SPS Commerce (SPSC) shares plunged 20.96% in intraday trading on Thursday, as investors reacted to a wave of analyst downgrades and price target reductions. The sharp decline came despite the company reporting what some analysts described as "reasonably good" Q2 results.
Leading the bearish sentiment, Loop Capital downgraded SPS Commerce from Buy to Hold and slashed its price target from $175 to $120. This dramatic reduction implied limited upside potential and significantly contributed to the stock's tumble. Other prominent financial institutions followed suit, with Needham cutting its price target from $210 to $160, Stifel lowering its target from $175 to $165, and Baird reducing its target from $159 to $145. Additionally, DA Davidson assumed coverage of the stock with a Neutral rating, down from the previous Buy rating.

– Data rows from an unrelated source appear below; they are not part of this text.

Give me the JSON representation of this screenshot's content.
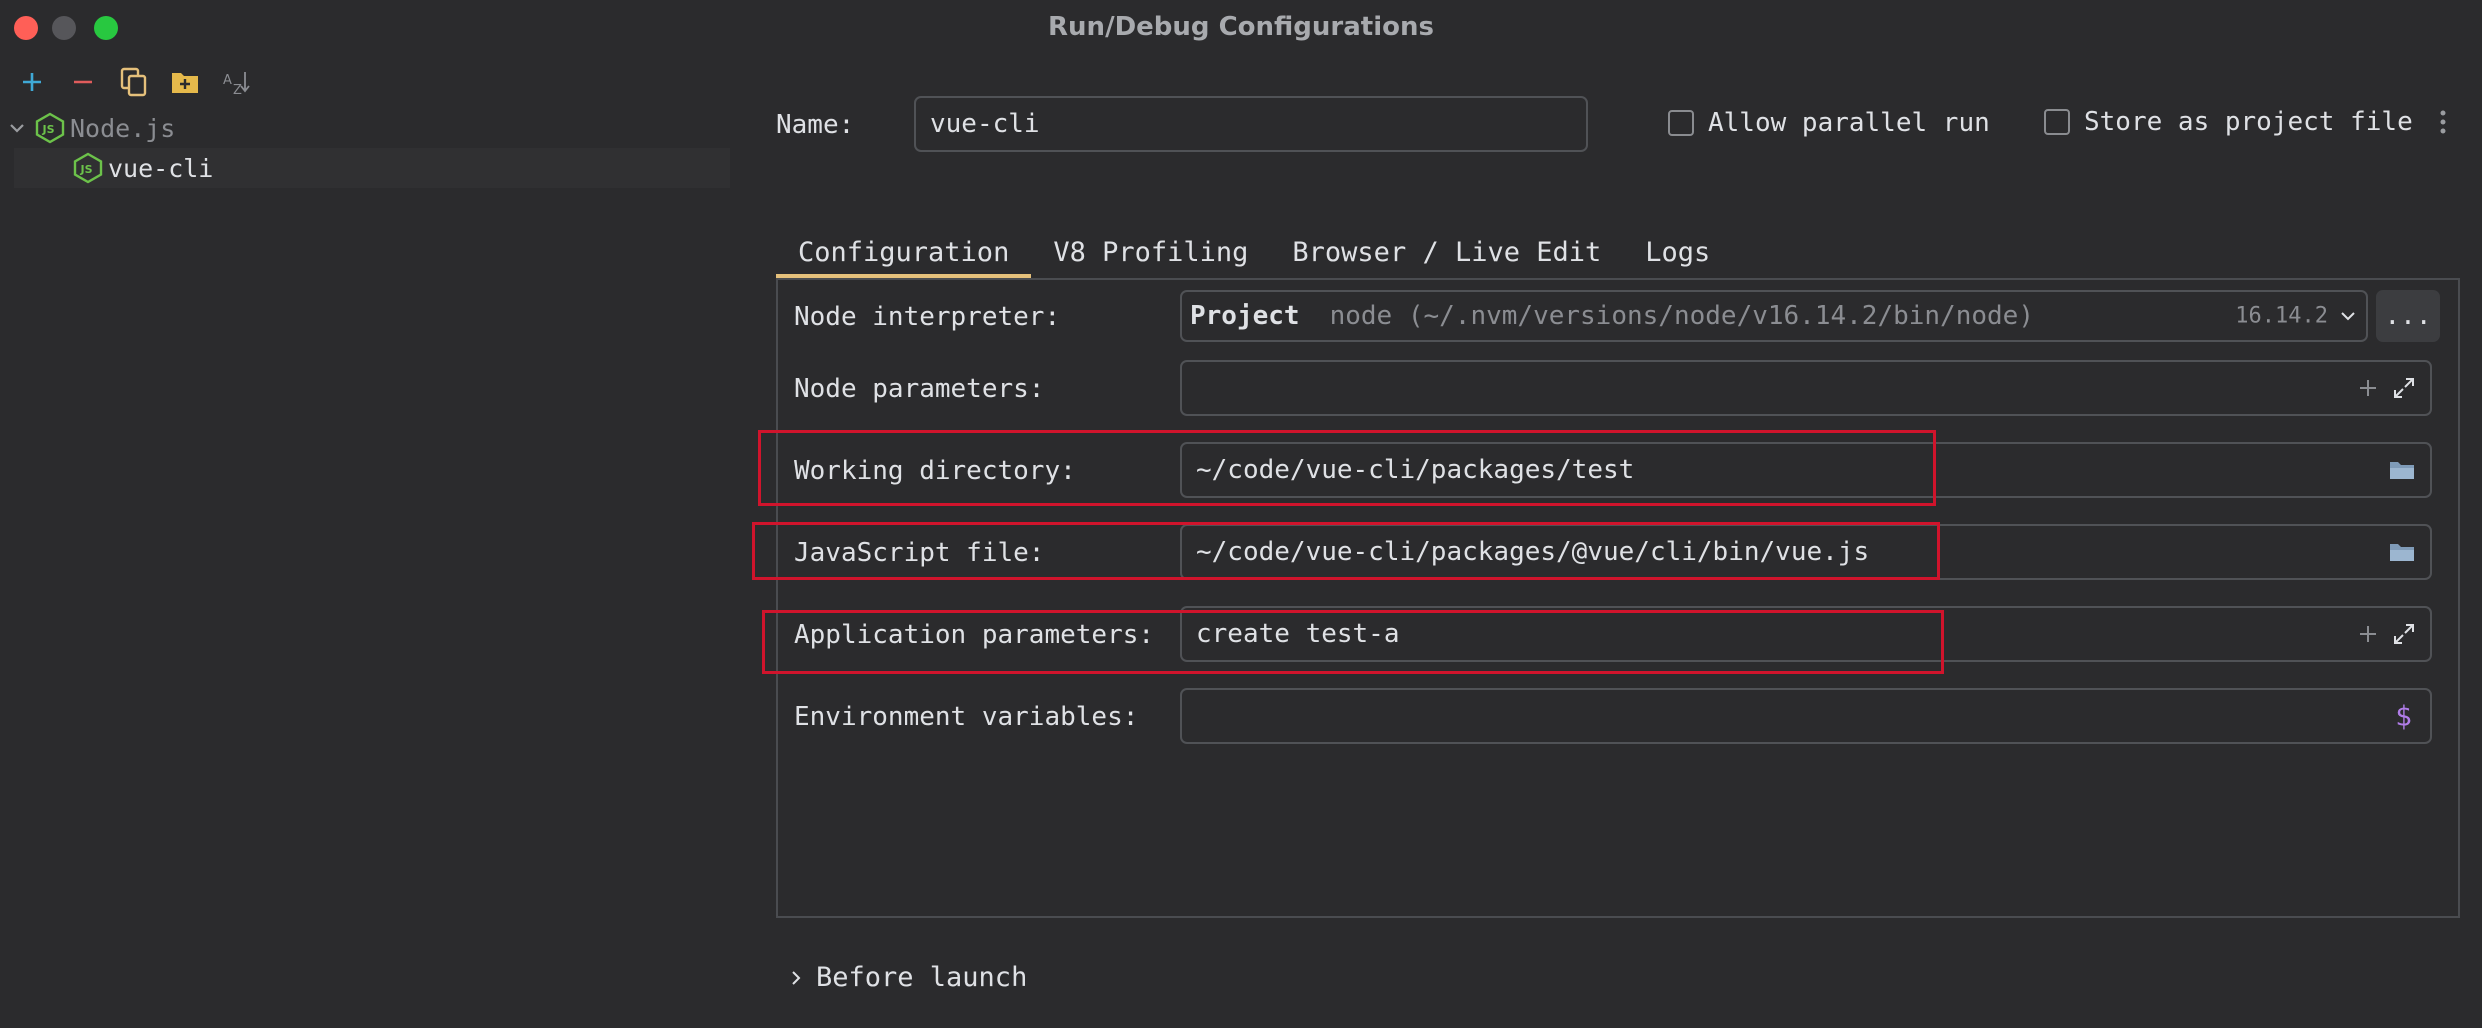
{
  "window": {
    "title": "Run/Debug Configurations"
  },
  "toolbar": {
    "icons": [
      "add-icon",
      "remove-icon",
      "copy-icon",
      "new-folder-icon",
      "sort-alpha-icon"
    ]
  },
  "tree": {
    "group_label": "Node.js",
    "item_label": "vue-cli"
  },
  "header": {
    "name_label": "Name:",
    "name_value": "vue-cli",
    "allow_parallel_label": "Allow parallel run",
    "store_project_label": "Store as project file"
  },
  "tabs": [
    {
      "label": "Configuration",
      "active": true
    },
    {
      "label": "V8 Profiling",
      "active": false
    },
    {
      "label": "Browser / Live Edit",
      "active": false
    },
    {
      "label": "Logs",
      "active": false
    }
  ],
  "fields": {
    "interpreter_label": "Node interpreter:",
    "interpreter_scope": "Project",
    "interpreter_path": "node (~/.nvm/versions/node/v16.14.2/bin/node)",
    "interpreter_version": "16.14.2",
    "browse_label": "...",
    "node_params_label": "Node parameters:",
    "node_params_value": "",
    "workdir_label": "Working directory:",
    "workdir_value": "~/code/vue-cli/packages/test",
    "jsfile_label": "JavaScript file:",
    "jsfile_value": "~/code/vue-cli/packages/@vue/cli/bin/vue.js",
    "app_params_label": "Application parameters:",
    "app_params_value": "create test-a",
    "env_label": "Environment variables:",
    "env_value": "",
    "env_icon_glyph": "$"
  },
  "before_launch": {
    "label": "Before launch"
  },
  "colors": {
    "accent_tab": "#e5c07b",
    "highlight": "#d0142c",
    "nodejs_green": "#6cc24a",
    "env_purple": "#b07ce8"
  }
}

The collective actions by analysts suggest a shift in market expectations for SPS Commerce, despite the company's recent financial performance. In its Q2 results, SPS Commerce reported non-GAAP diluted earnings of $1 per share, up from $0.80 a year earlier and beating analysts' expectations of $0.91. Revenue also rose to $187.4 million from $153.6 million a year earlier, slightly above the anticipated $185.8 million. Furthermore, the company raised its full-year 2025 guidance, projecting adjusted EPS of $3.99 to $4.04 on revenue of $759 million to $763 million. However, these positive results were overshadowed by the analysts' more cautious outlook on the stock's future performance, leading to the significant sell-off in Thursday's trading session.